Essa ambiguidade – o quartel como espaço de repressão e, ao mesmo tempo, de descoberta – exige uma leitura cuidadosa. O Código Penal Militar da época, por exemplo, ainda criminalizava práticas homossexuais em áreas sob administração das Forças Armadas, com penas previstas para “atos libidinosos, homossexuais ou não”. Esses trechos só foram retirados da legislação em 2015, por decisão do Supremo Tribunal Federal.
Hoje, ainda que não haja proibição formal à presença de pessoas LGBTQIA+ nas Forças Armadas brasileiras, persistem relatos de discriminação, invisibilidade e pressões informais. Casos envolvendo exclusões, deslocamentos forçados e dificuldades de acesso a direitos têm ganhado espaço na Justiça, em busca de reparações e reconhecimento. Nesse contexto, o relato de Ney, que viu no quartel um espaço de autoafirmação, contrasta com a experiência de muitos.
Mas talvez o maior legado da vivência militar para Ney Matogrosso tenha sido o domínio sobre sua própria imagem. A convivência obrigatória, a ausência de privacidade e os rituais coletivos, como os banhos em grupo e os exercícios físicos diários, prepararam o artista para se expor no palco sem reservas. Durante os anos com os Secos & Molhados, em que se apresentava quase nu, a segurança performática que exibia talvez tenha nascido naquele ambiente austero e controlado.

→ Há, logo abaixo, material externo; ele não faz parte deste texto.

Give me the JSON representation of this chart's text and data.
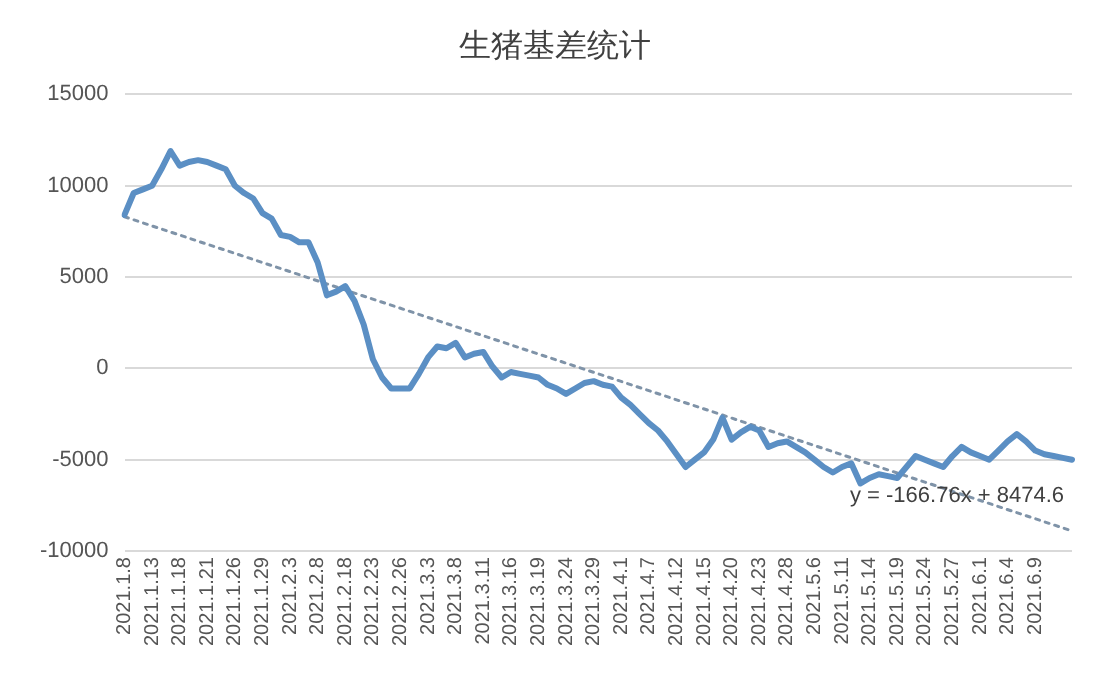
{
  "chart_data": {
    "type": "line",
    "title": "生猪基差统计",
    "categories": [
      "2021.1.8",
      null,
      null,
      "2021.1.13",
      null,
      null,
      "2021.1.18",
      null,
      null,
      "2021.1.21",
      null,
      null,
      "2021.1.26",
      null,
      null,
      "2021.1.29",
      null,
      null,
      "2021.2.3",
      null,
      null,
      "2021.2.8",
      null,
      null,
      "2021.2.18",
      null,
      null,
      "2021.2.23",
      null,
      null,
      "2021.2.26",
      null,
      null,
      "2021.3.3",
      null,
      null,
      "2021.3.8",
      null,
      null,
      "2021.3.11",
      null,
      null,
      "2021.3.16",
      null,
      null,
      "2021.3.19",
      null,
      null,
      "2021.3.24",
      null,
      null,
      "2021.3.29",
      null,
      null,
      "2021.4.1",
      null,
      null,
      "2021.4.7",
      null,
      null,
      "2021.4.12",
      null,
      null,
      "2021.4.15",
      null,
      null,
      "2021.4.20",
      null,
      null,
      "2021.4.23",
      null,
      null,
      "2021.4.28",
      null,
      null,
      "2021.5.6",
      null,
      null,
      "2021.5.11",
      null,
      null,
      "2021.5.14",
      null,
      null,
      "2021.5.19",
      null,
      null,
      "2021.5.24",
      null,
      null,
      "2021.5.27",
      null,
      null,
      "2021.6.1",
      null,
      null,
      "2021.6.4",
      null,
      null,
      "2021.6.9",
      null,
      null,
      null,
      null
    ],
    "series": [
      {
        "type": "line",
        "color": "#5b8fc4",
        "line_style": "solid",
        "values": [
          8400,
          9600,
          9800,
          10000,
          10900,
          11900,
          11100,
          11300,
          11400,
          11300,
          11100,
          10900,
          10000,
          9600,
          9300,
          8500,
          8200,
          7300,
          7200,
          6900,
          6900,
          5800,
          4000,
          4200,
          4500,
          3700,
          2400,
          500,
          -500,
          -1100,
          -1100,
          -1100,
          -300,
          600,
          1200,
          1100,
          1400,
          600,
          800,
          900,
          100,
          -500,
          -200,
          -300,
          -400,
          -500,
          -900,
          -1100,
          -1400,
          -1100,
          -800,
          -700,
          -900,
          -1000,
          -1600,
          -2000,
          -2500,
          -3000,
          -3400,
          -4000,
          -4700,
          -5400,
          -5000,
          -4600,
          -3900,
          -2700,
          -3900,
          -3500,
          -3200,
          -3400,
          -4300,
          -4100,
          -4000,
          -4300,
          -4600,
          -5000,
          -5400,
          -5700,
          -5400,
          -5200,
          -6300,
          -6000,
          -5800,
          -5900,
          -6000,
          -5400,
          -4800,
          -5000,
          -5200,
          -5400,
          -4800,
          -4300,
          -4600,
          -4800,
          -5000,
          -4500,
          -4000,
          -3600,
          -4000,
          -4500,
          -4700,
          -4800,
          -4900,
          -5000
        ]
      },
      {
        "type": "line",
        "color": "#7f93a8",
        "line_style": "dotted",
        "values": [
          8300,
          null,
          null,
          null,
          null,
          null,
          null,
          null,
          null,
          null,
          null,
          null,
          null,
          null,
          null,
          null,
          null,
          null,
          null,
          null,
          null,
          null,
          null,
          null,
          null,
          null,
          null,
          null,
          null,
          null,
          null,
          null,
          null,
          null,
          null,
          null,
          null,
          null,
          null,
          null,
          null,
          null,
          null,
          null,
          null,
          null,
          null,
          null,
          null,
          null,
          null,
          null,
          null,
          null,
          null,
          null,
          null,
          null,
          null,
          null,
          null,
          null,
          null,
          null,
          null,
          null,
          null,
          null,
          null,
          null,
          null,
          null,
          null,
          null,
          null,
          null,
          null,
          null,
          null,
          null,
          null,
          null,
          null,
          null,
          null,
          null,
          null,
          null,
          null,
          null,
          null,
          null,
          null,
          null,
          null,
          null,
          null,
          null,
          null,
          null,
          null,
          null,
          null,
          -8900
        ]
      }
    ],
    "annotations": [
      "y = -166.76x + 8474.6"
    ],
    "ylim": [
      -10000,
      15000
    ],
    "yticks": [
      -10000,
      -5000,
      0,
      5000,
      10000,
      15000
    ],
    "grid": "y",
    "legend": false,
    "marker": "none"
  }
}
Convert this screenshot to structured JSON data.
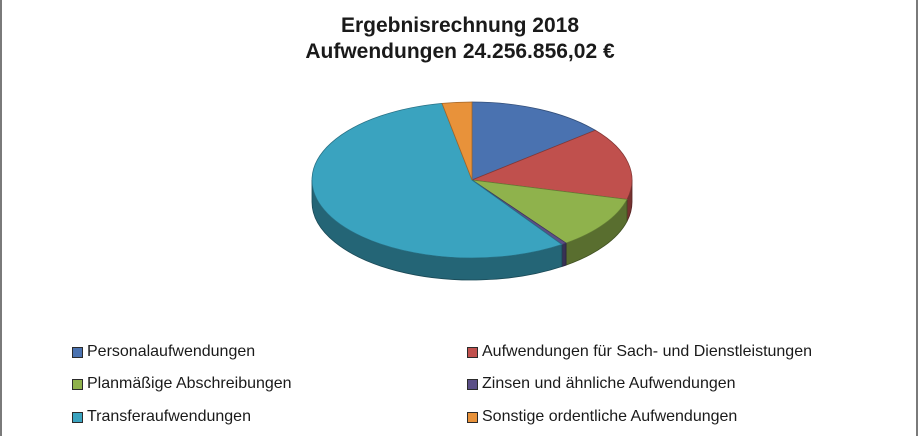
{
  "chart_data": {
    "type": "pie",
    "title": "Ergebnisrechnung 2018",
    "subtitle": "Aufwendungen 24.256.856,02 €",
    "legend_position": "bottom",
    "series": [
      {
        "name": "Personalaufwendungen",
        "value": 14,
        "color": "#4a72b0"
      },
      {
        "name": "Aufwendungen für Sach- und Dienstleistungen",
        "value": 15,
        "color": "#c0504d"
      },
      {
        "name": "Planmäßige Abschreibungen",
        "value": 11,
        "color": "#8fb24c"
      },
      {
        "name": "Zinsen und ähnliche Aufwendungen",
        "value": 0.5,
        "color": "#5b4f87"
      },
      {
        "name": "Transferaufwendungen",
        "value": 56.5,
        "color": "#3aa3bf"
      },
      {
        "name": "Sonstige ordentliche Aufwendungen",
        "value": 3,
        "color": "#e8923a"
      }
    ]
  }
}
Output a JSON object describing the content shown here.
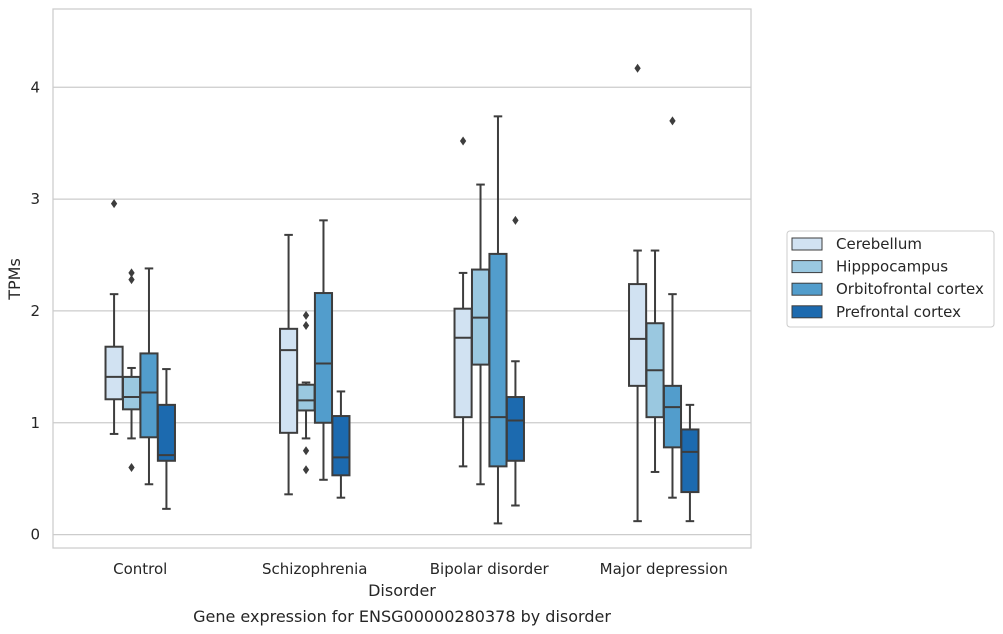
{
  "chart_data": {
    "type": "box",
    "title": "",
    "caption": "Gene expression for ENSG00000280378 by disorder",
    "xlabel": "Disorder",
    "ylabel": "TPMs",
    "ylim": [
      -0.12,
      4.7
    ],
    "yticks": [
      0,
      1,
      2,
      3,
      4
    ],
    "grid": "horizontal",
    "legend_position": "right",
    "categories": [
      "Control",
      "Schizophrenia",
      "Bipolar disorder",
      "Major depression"
    ],
    "series": [
      {
        "name": "Cerebellum",
        "color": "#d1e2f2",
        "boxes": [
          {
            "whislo": 0.9,
            "q1": 1.21,
            "med": 1.41,
            "q3": 1.68,
            "whishi": 2.15,
            "fliers": [
              2.96
            ]
          },
          {
            "whislo": 0.36,
            "q1": 0.91,
            "med": 1.65,
            "q3": 1.84,
            "whishi": 2.68,
            "fliers": []
          },
          {
            "whislo": 0.61,
            "q1": 1.05,
            "med": 1.76,
            "q3": 2.02,
            "whishi": 2.34,
            "fliers": [
              3.52
            ]
          },
          {
            "whislo": 0.12,
            "q1": 1.33,
            "med": 1.75,
            "q3": 2.24,
            "whishi": 2.54,
            "fliers": [
              4.17
            ]
          }
        ]
      },
      {
        "name": "Hipppocampus",
        "color": "#9ac8e0",
        "boxes": [
          {
            "whislo": 0.86,
            "q1": 1.12,
            "med": 1.23,
            "q3": 1.41,
            "whishi": 1.49,
            "fliers": [
              0.6,
              2.28,
              2.34
            ]
          },
          {
            "whislo": 0.86,
            "q1": 1.11,
            "med": 1.2,
            "q3": 1.34,
            "whishi": 1.36,
            "fliers": [
              0.58,
              0.75,
              1.87,
              1.96
            ]
          },
          {
            "whislo": 0.45,
            "q1": 1.52,
            "med": 1.94,
            "q3": 2.37,
            "whishi": 3.13,
            "fliers": []
          },
          {
            "whislo": 0.56,
            "q1": 1.05,
            "med": 1.47,
            "q3": 1.89,
            "whishi": 2.54,
            "fliers": []
          }
        ]
      },
      {
        "name": "Orbitofrontal cortex",
        "color": "#529dcc",
        "boxes": [
          {
            "whislo": 0.45,
            "q1": 0.87,
            "med": 1.27,
            "q3": 1.62,
            "whishi": 2.38,
            "fliers": []
          },
          {
            "whislo": 0.49,
            "q1": 1.0,
            "med": 1.53,
            "q3": 2.16,
            "whishi": 2.81,
            "fliers": []
          },
          {
            "whislo": 0.1,
            "q1": 0.61,
            "med": 1.05,
            "q3": 2.51,
            "whishi": 3.74,
            "fliers": []
          },
          {
            "whislo": 0.33,
            "q1": 0.78,
            "med": 1.14,
            "q3": 1.33,
            "whishi": 2.15,
            "fliers": [
              3.7
            ]
          }
        ]
      },
      {
        "name": "Prefrontal cortex",
        "color": "#1c6aaf",
        "boxes": [
          {
            "whislo": 0.23,
            "q1": 0.66,
            "med": 0.71,
            "q3": 1.16,
            "whishi": 1.48,
            "fliers": []
          },
          {
            "whislo": 0.33,
            "q1": 0.53,
            "med": 0.69,
            "q3": 1.06,
            "whishi": 1.28,
            "fliers": []
          },
          {
            "whislo": 0.26,
            "q1": 0.66,
            "med": 1.02,
            "q3": 1.23,
            "whishi": 1.55,
            "fliers": [
              2.81
            ]
          },
          {
            "whislo": 0.12,
            "q1": 0.38,
            "med": 0.74,
            "q3": 0.94,
            "whishi": 1.16,
            "fliers": []
          }
        ]
      }
    ]
  }
}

No filme e em sua trajetória, Ney aparece como alguém que aprendeu a impor limites e a cuidar de si e dos outros. A responsabilidade afetiva demonstrada com parceiros e amigos – como Cazuza, a quem acompanhou até o fim da vida – revela uma sensibilidade rara. Em tempos de HIV e estigmas, Ney escolheu o caminho do afeto, da solidariedade e da coragem, valores que raramente associamos à ideia tradicional de “homem com H”.
A masculinidade que Ney encarna não se constrói sobre força bruta, violência ou repressão. É uma masculinidade que desafia padrões, que resiste, que ama e que cuida. Talvez por isso faltem, hoje, homens com H: não os que morrem em guerras ou brilham como heróis de ação, mas os que ousam amar e viver com inteireza, mesmo em ambientes hostis.
Se, como disse o artista, o quartel lhe ensinou a lidar com o mundo, foi também no palco que ele o transformou. E num tempo em que ideologias autoritárias ressurgem e discursos de ódio voltam a ganhar força, Ney Matogrosso nos lembra que rebeldia também pode ser ternura, e que coragem é ser quem se é – mesmo quando o mundo manda calar.